Quantitative characterization of trabecular bone micro-architecture using tensor scale and multi-detector CT imaging.

Osteoporosis, characterized by low bone mineral density (BMD) and micro-architectural deterioration of trabecular bone (TB), increases risk of fractures associated with substantial morbidity, mortality, and financial costs. A quantitative measure of TB micro-architecture with high reproducibility, large between-subjects variability and strong association with bone strength that may be computed via in vivo imaging would be an important indicator of bone quality for clinical trials evaluating fracture risks under different clinical conditions. Previously, the notion of tensor scale (t-scale) was introduced using an ellipsoidal model that yields a unified representation of structure size, orientation and anisotropy. Here, we develop a new 3-D t-scale algorithm for fuzzy objects and investigate its application to compute quantitative measures characterizing TB micro-architecture acquired by in vivo multi-row detector CT (MD-CT) imaging.
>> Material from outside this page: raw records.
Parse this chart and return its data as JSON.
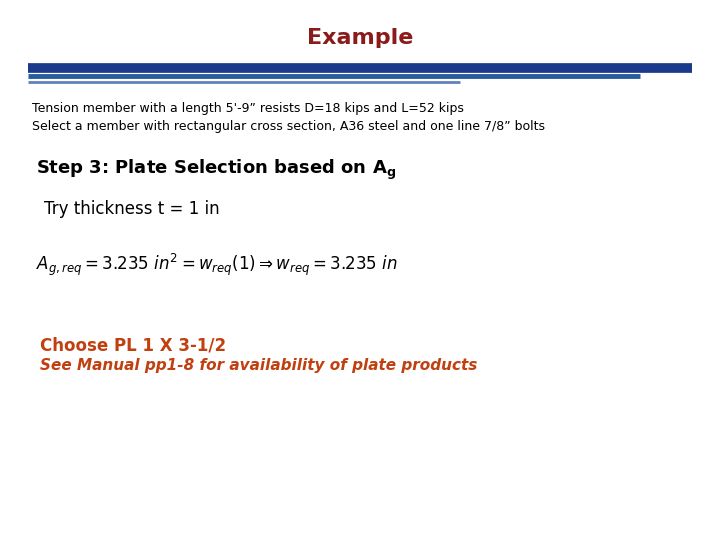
{
  "title": "Example",
  "title_color": "#8B1A1A",
  "title_fontsize": 16,
  "title_fontweight": "bold",
  "line_dark_color": "#1A3A8C",
  "line_mid_color": "#2A5AA0",
  "line_light_color": "#6080C0",
  "body_text_line1": "Tension member with a length 5'-9” resists D=18 kips and L=52 kips",
  "body_text_line2": "Select a member with rectangular cross section, A36 steel and one line 7/8” bolts",
  "body_fontsize": 9,
  "step_fontsize": 13,
  "try_text": "Try thickness t = 1 in",
  "try_fontsize": 12,
  "formula_fontsize": 12,
  "choose_text": "Choose PL 1 X 3-1/2",
  "choose_fontsize": 12,
  "see_text": "See Manual pp1-8 for availability of plate products",
  "see_fontsize": 11,
  "orange_color": "#C04010",
  "background_color": "#FFFFFF"
}
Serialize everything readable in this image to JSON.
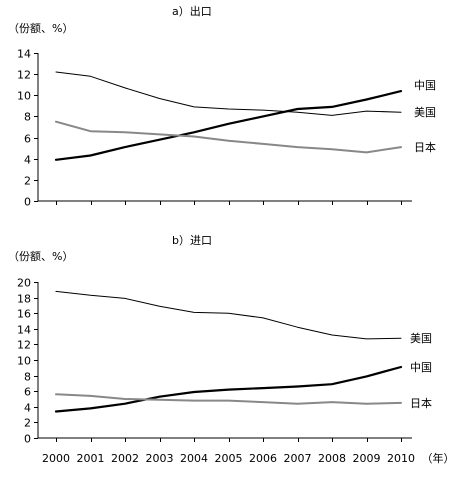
{
  "chart_data": [
    {
      "type": "line",
      "title": "a）出口",
      "ylabel": "（份额、%）",
      "ylim": [
        0,
        14
      ],
      "yticks": [
        "0",
        "2",
        "4",
        "6",
        "8",
        "10",
        "12",
        "14"
      ],
      "x": [
        2000,
        2001,
        2002,
        2003,
        2004,
        2005,
        2006,
        2007,
        2008,
        2009,
        2010
      ],
      "grid": false,
      "legend": "inline-right",
      "series": [
        {
          "name": "中国",
          "color": "#000000",
          "width": 2.2,
          "values": [
            3.9,
            4.3,
            5.1,
            5.8,
            6.5,
            7.3,
            8.0,
            8.7,
            8.9,
            9.6,
            10.4
          ]
        },
        {
          "name": "美国",
          "color": "#000000",
          "width": 1,
          "values": [
            12.2,
            11.8,
            10.7,
            9.7,
            8.9,
            8.7,
            8.6,
            8.4,
            8.1,
            8.5,
            8.4
          ]
        },
        {
          "name": "日本",
          "color": "#888888",
          "width": 2,
          "values": [
            7.5,
            6.6,
            6.5,
            6.3,
            6.1,
            5.7,
            5.4,
            5.1,
            4.9,
            4.6,
            5.1
          ]
        }
      ]
    },
    {
      "type": "line",
      "title": "b）进口",
      "ylabel": "（份额、%）",
      "ylim": [
        0,
        20
      ],
      "yticks": [
        "0",
        "2",
        "4",
        "6",
        "8",
        "10",
        "12",
        "14",
        "16",
        "18",
        "20"
      ],
      "x": [
        2000,
        2001,
        2002,
        2003,
        2004,
        2005,
        2006,
        2007,
        2008,
        2009,
        2010
      ],
      "xticks": [
        "2000",
        "2001",
        "2002",
        "2003",
        "2004",
        "2005",
        "2006",
        "2007",
        "2008",
        "2009",
        "2010"
      ],
      "xunit": "（年）",
      "grid": false,
      "legend": "inline-right",
      "series": [
        {
          "name": "美国",
          "color": "#000000",
          "width": 1,
          "values": [
            18.8,
            18.3,
            17.9,
            16.9,
            16.1,
            16.0,
            15.4,
            14.2,
            13.2,
            12.7,
            12.8
          ]
        },
        {
          "name": "中国",
          "color": "#000000",
          "width": 2.2,
          "values": [
            3.4,
            3.8,
            4.4,
            5.3,
            5.9,
            6.2,
            6.4,
            6.6,
            6.9,
            7.9,
            9.1
          ]
        },
        {
          "name": "日本",
          "color": "#888888",
          "width": 2,
          "values": [
            5.6,
            5.4,
            5.0,
            4.9,
            4.8,
            4.8,
            4.6,
            4.4,
            4.6,
            4.4,
            4.5
          ]
        }
      ]
    }
  ]
}
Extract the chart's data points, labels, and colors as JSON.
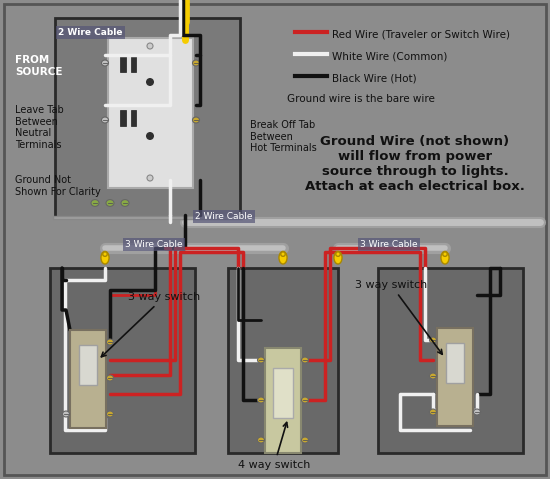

Specifically, new measures characterizing individual trabeculae on the continuum of a perfect plate and a perfect rod and their orientation are directly computed in a volumetric BMD representation of a TB network. Reproducibility of these measures is evaluated using repeat MD-CT scans and also by comparing their correlation between MD-CT and micro-CT imaging. Experimental results have demonstrated that the t-scale-based TB micro-architectural measures are highly reproducible with strong association of their values at MD-CT and micro-CT resolutions. Results of an experimental mechanical study have proved these measures' ability to predict TB's bone strength.